Nothing in history leads me to expect that current extremes will end in something other than profound disappointment for investors. In my view, the S&P 500 will likely complete the current cycle at an index level that has only 3-digits. Indeed, a market decline of -63% would presently be required to take the most historically reliable valuation measures we identify to the same norms that they have revisited or breached during the completion of nearly every market cycle in history.
The notion that elevated valuations are “justified” by low interest rates requires the assumption that future cash flows and growth rates are held constant. But any investor familiar with discounted cash flow valuation should recognize that if interest rates are lower because expected growth is also lower, the prospective return on the investment falls without any need for a valuation premium.
This is not just a theoretical matter. Across history, the impact of variations in interest rates and growth rates systematically wash each other out, which is why long-term returns are so tightly linked to starting valuations (see Rarefied Air: Valuations and Subsequent Market Returns for a full exposition). With regard to future economic growth prospects, the fact is that demographic factors constrain likely U.S. labor force growth to just 0.3% annually in the coming years, while U.S. productivity growth has declined from 2% annually in the post-war period, to 1% annually over the past decade, and just 0.6% annually over the past 5 years. Add 0.3% and 0.6%, and the baseline expectation for U.S. economic growth in the coming years is just 0.9% annually, assuming that the unemployment rate does not rise at all from the current level of 4.3%. As I detailed in Stalling Engines: The Outlook for U.S. Economic Growth, even a future 1.85% trajectory for U.S. real GDP growth requires that some combination of labor force growth and productivity growth will accelerate from the current baseline.
Given that real U.S. GDP growth has averaged just 2.2% over the past 4 years, and that the current starting positions of labor force growth, unemployment, and the trade balance suggest a deceleration even from that average, we shouldn’t be surprised if real U.S. GDP growth amounts to just a fraction of a percent annually over the coming 4-year period.
Valuations, market action, and overextended syndromes
It’s important to observe that if short-term interest rates were still at zero and market internals were favorable, even the most extreme overvalued, overbought, overbullish syndromes we identify would not be enough to push us to a hard-negative market outlook. That, in a nutshell, is the central lesson from quantitative easing, and is one that could alone have dramatically altered our own challenging experience in the recent speculative half-cycle.

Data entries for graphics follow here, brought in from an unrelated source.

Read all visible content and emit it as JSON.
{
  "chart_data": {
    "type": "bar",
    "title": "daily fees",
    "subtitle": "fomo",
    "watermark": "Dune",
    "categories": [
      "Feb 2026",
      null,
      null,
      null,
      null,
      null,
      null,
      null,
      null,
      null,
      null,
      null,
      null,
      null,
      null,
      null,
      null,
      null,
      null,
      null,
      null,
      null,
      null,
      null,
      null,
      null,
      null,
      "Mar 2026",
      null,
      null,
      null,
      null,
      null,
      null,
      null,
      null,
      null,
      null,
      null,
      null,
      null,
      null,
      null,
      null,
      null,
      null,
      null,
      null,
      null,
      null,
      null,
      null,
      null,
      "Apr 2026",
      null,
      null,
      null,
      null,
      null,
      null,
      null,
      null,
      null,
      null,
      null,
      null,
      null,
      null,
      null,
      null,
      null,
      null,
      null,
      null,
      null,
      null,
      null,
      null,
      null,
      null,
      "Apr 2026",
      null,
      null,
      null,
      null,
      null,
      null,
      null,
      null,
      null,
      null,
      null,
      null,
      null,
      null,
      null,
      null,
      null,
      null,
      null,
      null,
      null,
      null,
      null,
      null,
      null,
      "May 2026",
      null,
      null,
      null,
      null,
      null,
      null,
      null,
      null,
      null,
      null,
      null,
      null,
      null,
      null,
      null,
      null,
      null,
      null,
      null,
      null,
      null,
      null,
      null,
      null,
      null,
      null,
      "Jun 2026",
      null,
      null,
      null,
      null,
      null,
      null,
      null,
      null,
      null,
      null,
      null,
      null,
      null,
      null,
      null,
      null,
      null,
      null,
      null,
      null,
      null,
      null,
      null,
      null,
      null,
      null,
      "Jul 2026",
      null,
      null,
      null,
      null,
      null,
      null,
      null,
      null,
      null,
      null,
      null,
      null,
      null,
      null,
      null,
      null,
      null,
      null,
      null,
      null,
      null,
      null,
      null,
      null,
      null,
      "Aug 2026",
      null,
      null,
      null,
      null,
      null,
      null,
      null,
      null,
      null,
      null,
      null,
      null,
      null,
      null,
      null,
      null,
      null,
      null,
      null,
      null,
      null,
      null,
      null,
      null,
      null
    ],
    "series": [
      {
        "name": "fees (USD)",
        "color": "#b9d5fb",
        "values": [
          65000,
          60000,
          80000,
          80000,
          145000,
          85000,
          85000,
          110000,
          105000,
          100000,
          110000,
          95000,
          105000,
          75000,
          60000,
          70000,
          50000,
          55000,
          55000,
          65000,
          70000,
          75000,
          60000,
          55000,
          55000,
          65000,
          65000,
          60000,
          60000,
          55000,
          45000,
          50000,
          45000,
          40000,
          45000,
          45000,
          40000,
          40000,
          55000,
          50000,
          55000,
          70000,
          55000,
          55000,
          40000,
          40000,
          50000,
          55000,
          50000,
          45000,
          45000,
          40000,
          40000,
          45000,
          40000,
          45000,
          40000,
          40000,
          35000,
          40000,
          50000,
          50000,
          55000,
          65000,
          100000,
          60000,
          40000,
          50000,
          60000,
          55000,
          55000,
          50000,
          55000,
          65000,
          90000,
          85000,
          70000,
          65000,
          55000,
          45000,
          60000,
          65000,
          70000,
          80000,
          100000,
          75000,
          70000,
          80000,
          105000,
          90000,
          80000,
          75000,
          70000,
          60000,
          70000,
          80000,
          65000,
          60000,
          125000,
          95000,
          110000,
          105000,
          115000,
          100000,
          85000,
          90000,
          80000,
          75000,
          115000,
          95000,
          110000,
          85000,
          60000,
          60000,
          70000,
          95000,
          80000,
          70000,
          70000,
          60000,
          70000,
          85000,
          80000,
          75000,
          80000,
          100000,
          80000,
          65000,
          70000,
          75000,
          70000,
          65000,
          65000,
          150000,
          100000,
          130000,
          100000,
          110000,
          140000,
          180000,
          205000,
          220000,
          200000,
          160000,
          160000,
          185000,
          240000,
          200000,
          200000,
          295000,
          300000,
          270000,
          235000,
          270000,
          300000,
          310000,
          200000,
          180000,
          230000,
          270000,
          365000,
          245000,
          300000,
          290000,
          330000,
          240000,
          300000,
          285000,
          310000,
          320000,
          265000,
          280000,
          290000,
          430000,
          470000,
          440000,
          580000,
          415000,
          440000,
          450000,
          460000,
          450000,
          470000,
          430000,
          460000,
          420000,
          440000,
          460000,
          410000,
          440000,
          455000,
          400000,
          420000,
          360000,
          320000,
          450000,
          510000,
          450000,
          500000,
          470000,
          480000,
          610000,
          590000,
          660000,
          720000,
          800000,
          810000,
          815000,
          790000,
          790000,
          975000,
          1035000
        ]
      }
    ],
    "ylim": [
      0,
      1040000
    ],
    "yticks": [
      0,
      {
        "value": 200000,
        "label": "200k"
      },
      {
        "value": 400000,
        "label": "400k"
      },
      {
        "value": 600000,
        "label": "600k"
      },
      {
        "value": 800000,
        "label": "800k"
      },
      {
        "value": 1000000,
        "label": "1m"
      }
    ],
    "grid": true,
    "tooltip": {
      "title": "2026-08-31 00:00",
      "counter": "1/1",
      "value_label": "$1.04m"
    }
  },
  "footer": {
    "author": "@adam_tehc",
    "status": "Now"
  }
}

At present, however, we observe not only the most obscene level of valuation in history aside from the single week of the March 24, 2000 market peak; not only the most extreme median valuations across individual S&P 500 component stocks in history; not only the most extreme overvalued, overbought, overbullish syndromes we define; but also interest rates that are off the zero-bound, and a key feature that has historically been the hinge between overvalued markets that continue higher and overvalued markets that collapse: widening divergences in internal market action across a broad range of stocks and security types, signaling growing risk-aversion among investors, at valuation levels that provide no cushion against severe losses.
We extract signals about the preferences of investors toward speculation or risk-aversion based on the joint and sometimes subtle behavior of numerous markets and securities, so our inferences don't map to any short list of indicators. Still, internal dispersion is becoming apparent in measures that are increasingly obvious. For example, a growing proportion of individual stocks falling below their respective 200-day moving averages; widening divergences in leadership (as measured by the proportion of individual issues setting both new highs and new lows); widening dispersion across industry groups and sectors, for example, transportation versus industrial stocks, small-cap stocks versus large-cap stocks; and fresh divergences in the behavior of credit-sensitive junk debt versus debt securities of higher quality. All of this dispersion suggests that risk-aversion is rising, no longer subtly. Across history, this sort of shift in investor preferences, coupled with extreme overvalued, overbought, overbullish conditions, has been the hallmark of major peaks and subsequent market collapses.